Le carnet de suivi est destiné à toutes les femmes présentant une HTA chronique préexistante, un antécédent de pré-éclampsie ou qui développent une HTA en cours de grossesse. Il est remis à la patiente dès le début de la grossesse ou au moment de la découverte de l’HTA, et permet d’identifier clairement le coordonnateur des soins.

Il assure à tous les acteurs du suivi d’avoir une traçabilité de l’ensemble des consultations et des examens complémentaires (mesures cliniques de la PA en consultation ou hospitalisation, automesure et éventuellement MAPA sur 24heures, recherche de protéinurie, actes de biologie, échographies et autres imageries…). Ce carnet de suivi est présenté par la patiente à tous les intervenants lors de chaque consultation et est complété par l’ensemble des intervenants médicaux et les sages-femmes. Il renseigne les coordonnées médico-administratives de la patiente et de la personne de confiance, les coordonnées des différents acteurs, et du centre hospitalier disposant de lits de soins intensifs adultes le plus proche du domicile et d’une maternité de niveau 3. Il informe la patiente sur les signes cliniques d’alerte de pré-éclampsie, nécessitant une consultation immédiate dans la maternité de référence. Il comprend des conseils de vigilance vis-à-vis de l’automédication.

Le parcours de soins coordonné dépend de plusieurs paramètres : existence ou non d’une HTA chronique antérieure à la grossesse ; niveau de risque cardiovasculaire de la femme en prévention primaire ; niveaux de la PAS et de la PAD ; existence ou non de protéinurie ; terme de la grossesse ; ou encore signes cliniques d’alerte. Ce parcours coordonné est particulièrement utile pour la consultation préconceptionnelle durant le suivi de la grossesse et dans les suites de l’accouchement. Le suivi est toutefois très différent qu’il s’agisse d’une HTA chronique, d’une HTA gestationnelle, ou d’une pré-éclampsie.

En cas d’HTA chronique (Figure 2), les traitements anti-hypertenseurs doivent être, le plus souvent, remplacés par un traitement compatible avec la grossesse (voir chapitre spécifique).

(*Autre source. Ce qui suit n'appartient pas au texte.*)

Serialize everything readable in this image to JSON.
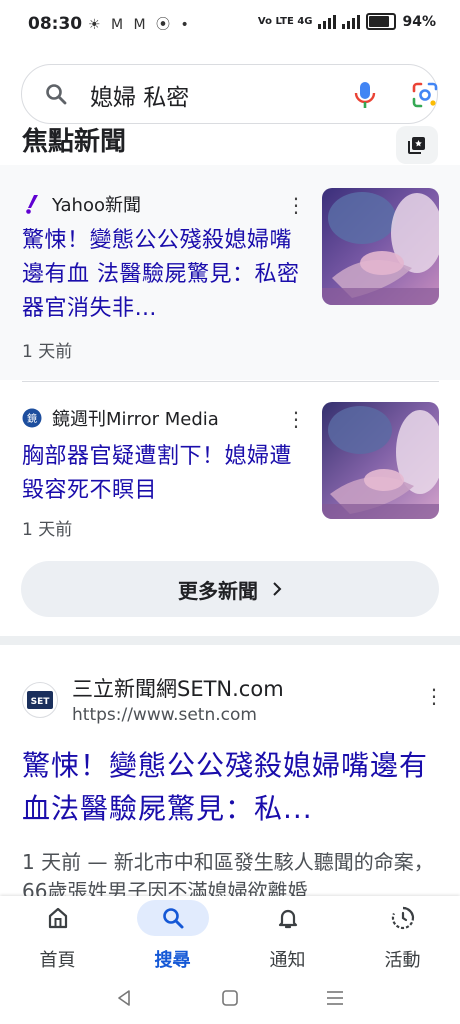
{
  "status_bar": {
    "time": "08:30",
    "notifications": "☀ M M ⦿ •",
    "network": "Vo LTE 4G",
    "battery": "94%"
  },
  "search": {
    "query": "媳婦 私密"
  },
  "top_stories": {
    "title": "焦點新聞",
    "items": [
      {
        "source": "Yahoo新聞",
        "headline": "驚悚！變態公公殘殺媳婦嘴邊有血 法醫驗屍驚見：私密器官消失非…",
        "time_ago": "1 天前"
      },
      {
        "source": "鏡週刊Mirror Media",
        "headline": "胸部器官疑遭割下！媳婦遭毀容死不瞑目",
        "time_ago": "1 天前"
      }
    ],
    "more_button": "更多新聞"
  },
  "result": {
    "site_name": "三立新聞網SETN.com",
    "url": "https://www.setn.com",
    "title": "驚悚！變態公公殘殺媳婦嘴邊有血法醫驗屍驚見：私...",
    "snippet": "1 天前 — 新北市中和區發生駭人聽聞的命案，66歲張姓男子因不滿媳婦欲離婚"
  },
  "bottom_nav": [
    {
      "label": "首頁",
      "icon": "home-icon"
    },
    {
      "label": "搜尋",
      "icon": "search-icon"
    },
    {
      "label": "通知",
      "icon": "bell-icon"
    },
    {
      "label": "活動",
      "icon": "activity-icon"
    }
  ],
  "colors": {
    "link": "#1a0dab",
    "accent": "#1558d6",
    "active_pill": "#e1ebfd"
  }
}
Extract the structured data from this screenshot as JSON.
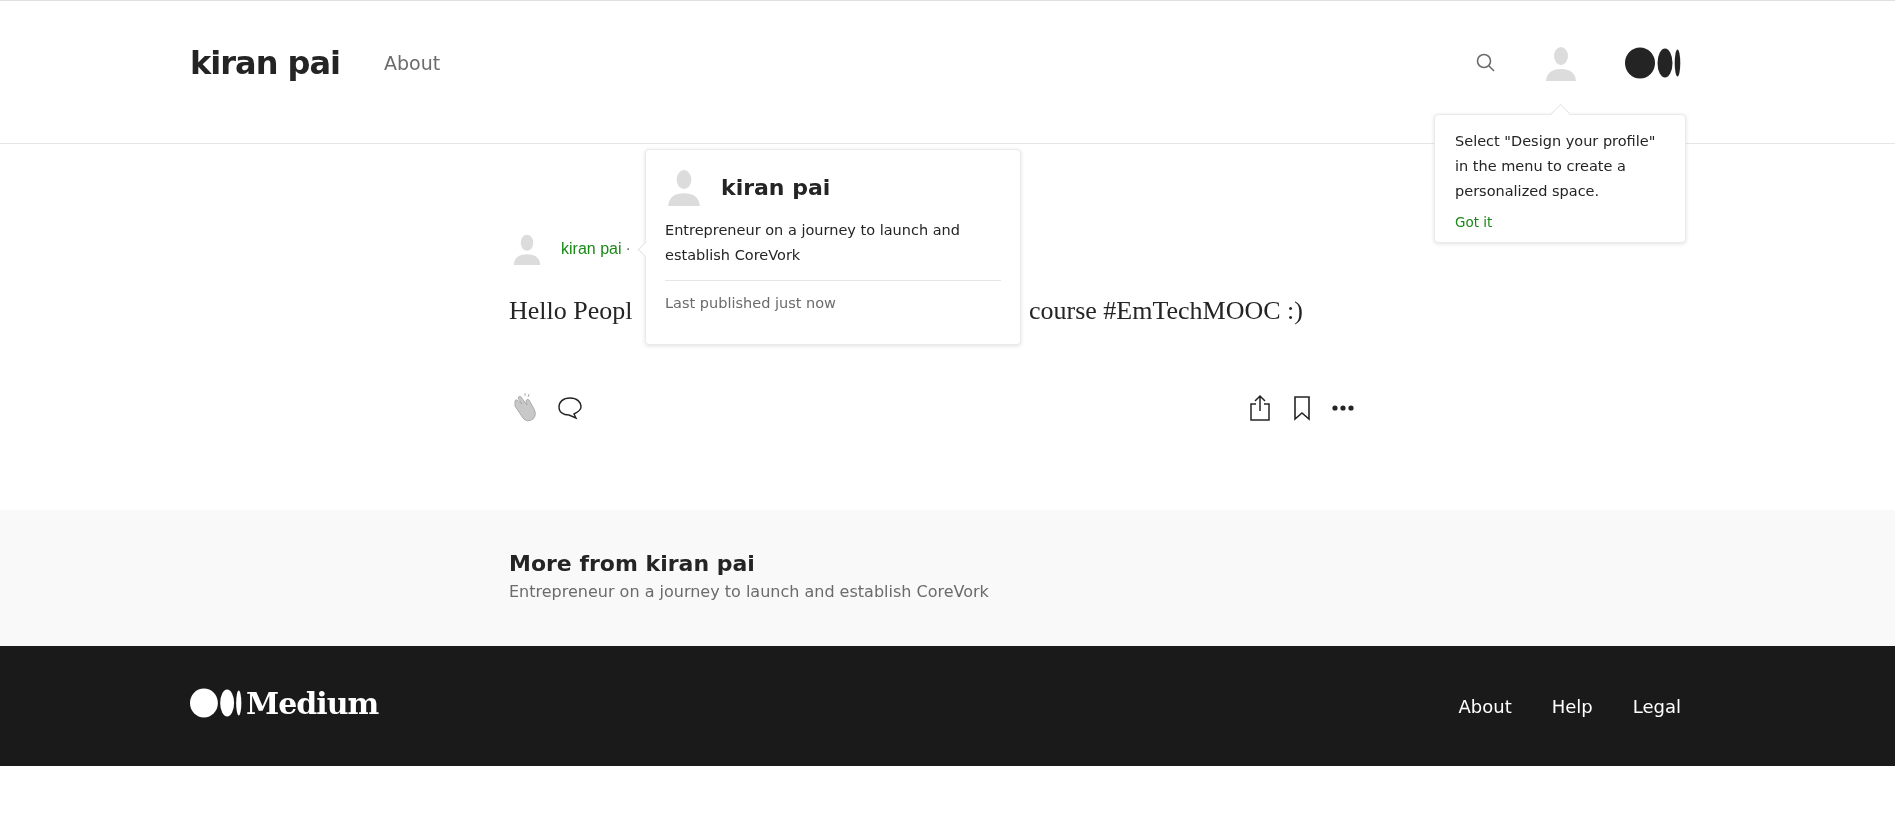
{
  "header": {
    "title": "kiran pai",
    "nav": [
      {
        "label": "About"
      }
    ]
  },
  "tooltip": {
    "text": "Select \"Design your profile\" in the menu to create a personalized space.",
    "action": "Got it"
  },
  "author_card": {
    "name": "kiran pai",
    "bio": "Entrepreneur on a journey to launch and establish CoreVork",
    "meta": "Last published just now"
  },
  "post": {
    "author": "kiran pai",
    "separator": "·",
    "text_visible": [
      "Hello Peopl",
      "course #EmTechMOOC :)"
    ]
  },
  "more_from": {
    "title": "More from kiran pai",
    "subtitle": "Entrepreneur on a journey to launch and establish CoreVork"
  },
  "footer": {
    "brand": "Medium",
    "links": [
      {
        "label": "About"
      },
      {
        "label": "Help"
      },
      {
        "label": "Legal"
      }
    ]
  }
}
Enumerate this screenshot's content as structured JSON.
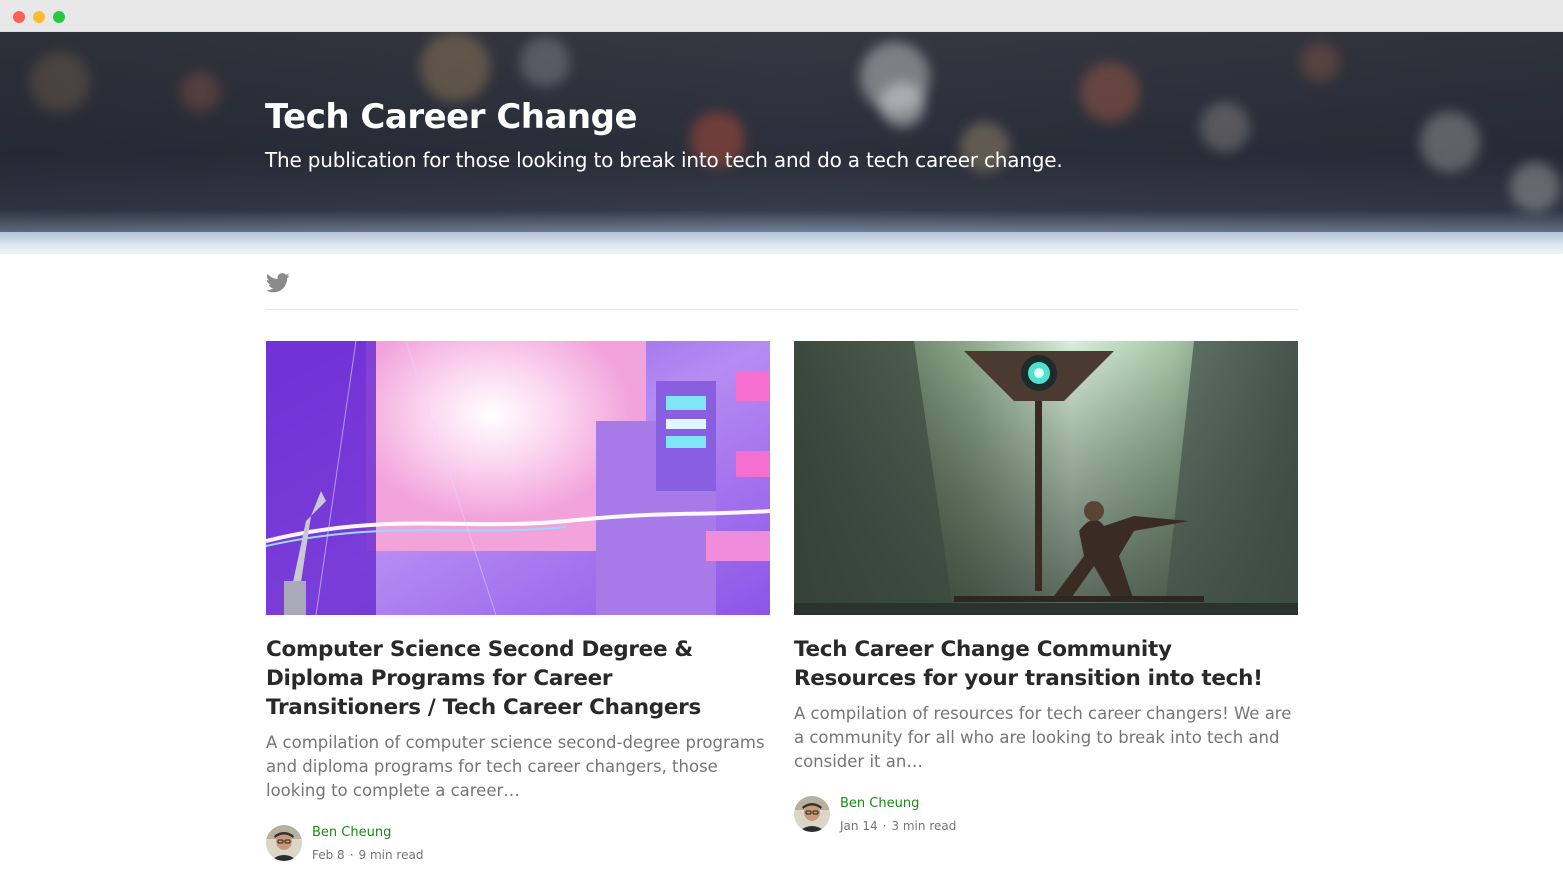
{
  "publication": {
    "title": "Tech Career Change",
    "tagline": "The publication for those looking to break into tech and do a tech career change."
  },
  "social": {
    "icon": "twitter-icon"
  },
  "colors": {
    "author": "#1a8917",
    "title": "#292929",
    "muted": "#757575"
  },
  "posts": [
    {
      "title": "Computer Science Second Degree & Diploma Programs for Career Transitioners / Tech Career Changers",
      "excerpt": "A compilation of computer science second-degree programs and diploma programs for tech career changers, those looking to complete a career…",
      "author": "Ben Cheung",
      "date": "Feb 8",
      "read_time": "9 min read"
    },
    {
      "title": "Tech Career Change Community Resources for your transition into tech!",
      "excerpt": "A compilation of resources for tech career changers! We are a community for all who are looking to break into tech and consider it an…",
      "author": "Ben Cheung",
      "date": "Jan 14",
      "read_time": "3 min read"
    }
  ]
}
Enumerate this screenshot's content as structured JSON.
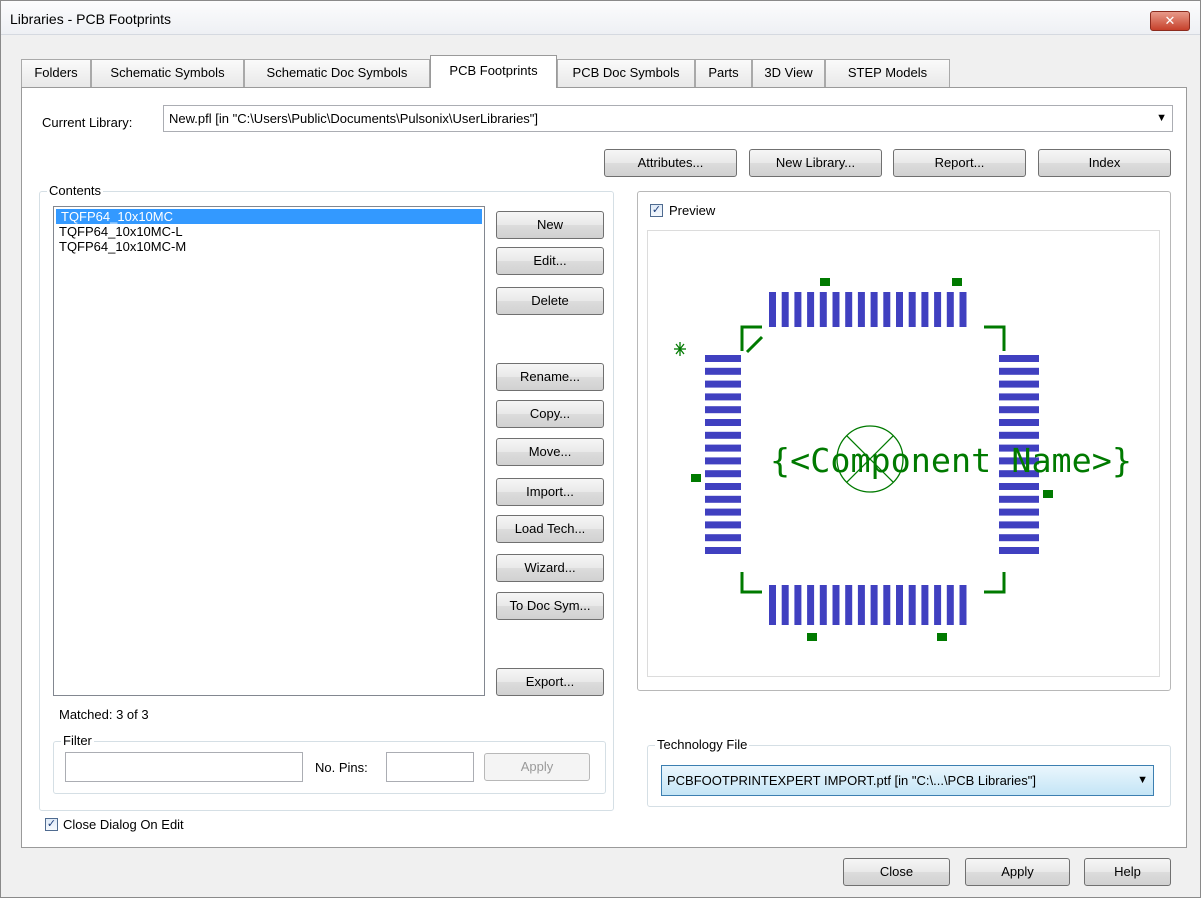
{
  "window": {
    "title": "Libraries - PCB Footprints",
    "close_glyph": "✕"
  },
  "tabs": [
    {
      "label": "Folders"
    },
    {
      "label": "Schematic Symbols"
    },
    {
      "label": "Schematic Doc Symbols"
    },
    {
      "label": "PCB Footprints",
      "active": true
    },
    {
      "label": "PCB Doc Symbols"
    },
    {
      "label": "Parts"
    },
    {
      "label": "3D View"
    },
    {
      "label": "STEP Models"
    }
  ],
  "current_library": {
    "label": "Current Library:",
    "value": "New.pfl   [in \"C:\\Users\\Public\\Documents\\Pulsonix\\UserLibraries\"]"
  },
  "top_buttons": {
    "attributes": "Attributes...",
    "new_library": "New Library...",
    "report": "Report...",
    "index": "Index"
  },
  "contents": {
    "title": "Contents",
    "items": [
      "TQFP64_10x10MC",
      "TQFP64_10x10MC-L",
      "TQFP64_10x10MC-M"
    ],
    "selected_index": 0,
    "matched": "Matched: 3 of 3"
  },
  "side_buttons": {
    "new": "New",
    "edit": "Edit...",
    "delete": "Delete",
    "rename": "Rename...",
    "copy": "Copy...",
    "move": "Move...",
    "import": "Import...",
    "load_tech": "Load Tech...",
    "wizard": "Wizard...",
    "to_doc_sym": "To Doc Sym...",
    "export": "Export..."
  },
  "filter": {
    "title": "Filter",
    "text_value": "",
    "pins_label": "No. Pins:",
    "pins_value": "",
    "apply": "Apply"
  },
  "preview": {
    "label": "Preview",
    "checked": true,
    "component_text": "{<Component Name>}",
    "colors": {
      "pad": "#4040c0",
      "silk": "#007a00"
    }
  },
  "technology": {
    "title": "Technology File",
    "value": "PCBFOOTPRINTEXPERT IMPORT.ptf   [in \"C:\\...\\PCB Libraries\"]"
  },
  "close_on_edit": {
    "label": "Close Dialog On Edit",
    "checked": true
  },
  "bottom_buttons": {
    "close": "Close",
    "apply": "Apply",
    "help": "Help"
  },
  "check_glyph": "✓",
  "dropdown_glyph": "▼"
}
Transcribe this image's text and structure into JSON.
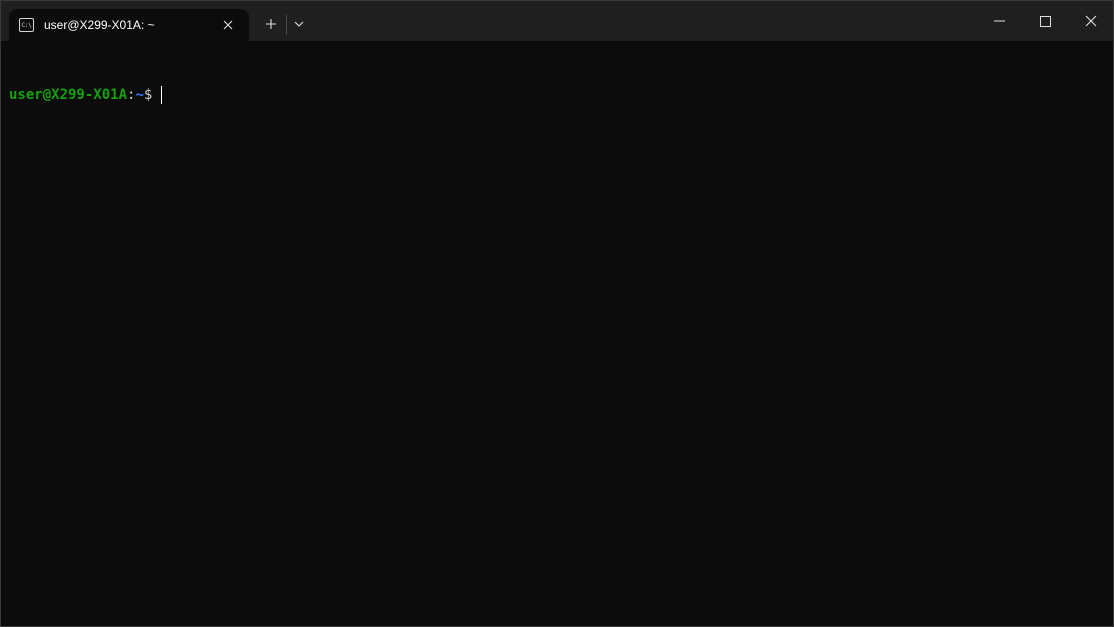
{
  "window": {
    "tab": {
      "title": "user@X299-X01A: ~",
      "icon": "terminal-icon",
      "icon_glyph": "C:\\"
    },
    "controls": {
      "new_tab_icon": "plus-icon",
      "dropdown_icon": "chevron-down-icon",
      "minimize_icon": "minimize-icon",
      "maximize_icon": "maximize-icon",
      "close_icon": "close-icon"
    }
  },
  "terminal": {
    "prompt": {
      "user_host": "user@X299-X01A",
      "colon": ":",
      "path": "~",
      "symbol": "$"
    }
  },
  "colors": {
    "background": "#0c0c0c",
    "titlebar": "#1f1f1f",
    "prompt_user": "#13a10e",
    "prompt_path": "#3b78ff",
    "text": "#cccccc"
  }
}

L’équipe médicale, et en particulier le coordonnateur de la prise en charge, dispose alors du temps nécessaire pour s’assurer du contrôle de l’HTA et de la bonne tolérance du nouveau traitement. Le rythme et les modalités de surveillance sont clairement définis, en accord avec la patiente. La coordination de la surveillance est sous la responsabilité d’un médecin compétent en HTA de la grossesse, qui peut être le médecin généraliste. Une consultation mensuelle est recommandée pendant toute la grossesse : médecin généraliste, s’il est coordonnateur, et gynécologue-obstétricien pendant les 6 premiers mois puis obstétricien durant le dernier trimestre. La décision de maintenir le traitement anti-hypertenseur ou de le modifier est prise par le coordonnateur en fonction du niveau tensionnel avec une surveillance de la protéinurie lors de chaque consultation. Le coordonnateur du suivi décide des modifications éventuelles du traitement et en informe les autres professionnels de santé par l’intermédiaire du carnet de suivi. La sage-femme participe au suivi de la patiente en réalisant des visites de surveillance à domicile si cela est nécessaire, avec mesures de la pression artérielle, dépistage de complications éventuelles et conseils hygiéno-diététiques.

Le pharmacien a toute sa place dans ce suivi coordonné, en participant à l’éducation de la patiente, en contrôlant l’observance du traitement, en vérifiant les incompatibilités médicamenteuses éventuelles et en participant à la surveillance de la pression artérielle s’il dispose d’un espace de consultation. Le néphrologue, le cardiologue et le diabétologue ne sont consultés que dans des cas particuliers traités par ailleurs.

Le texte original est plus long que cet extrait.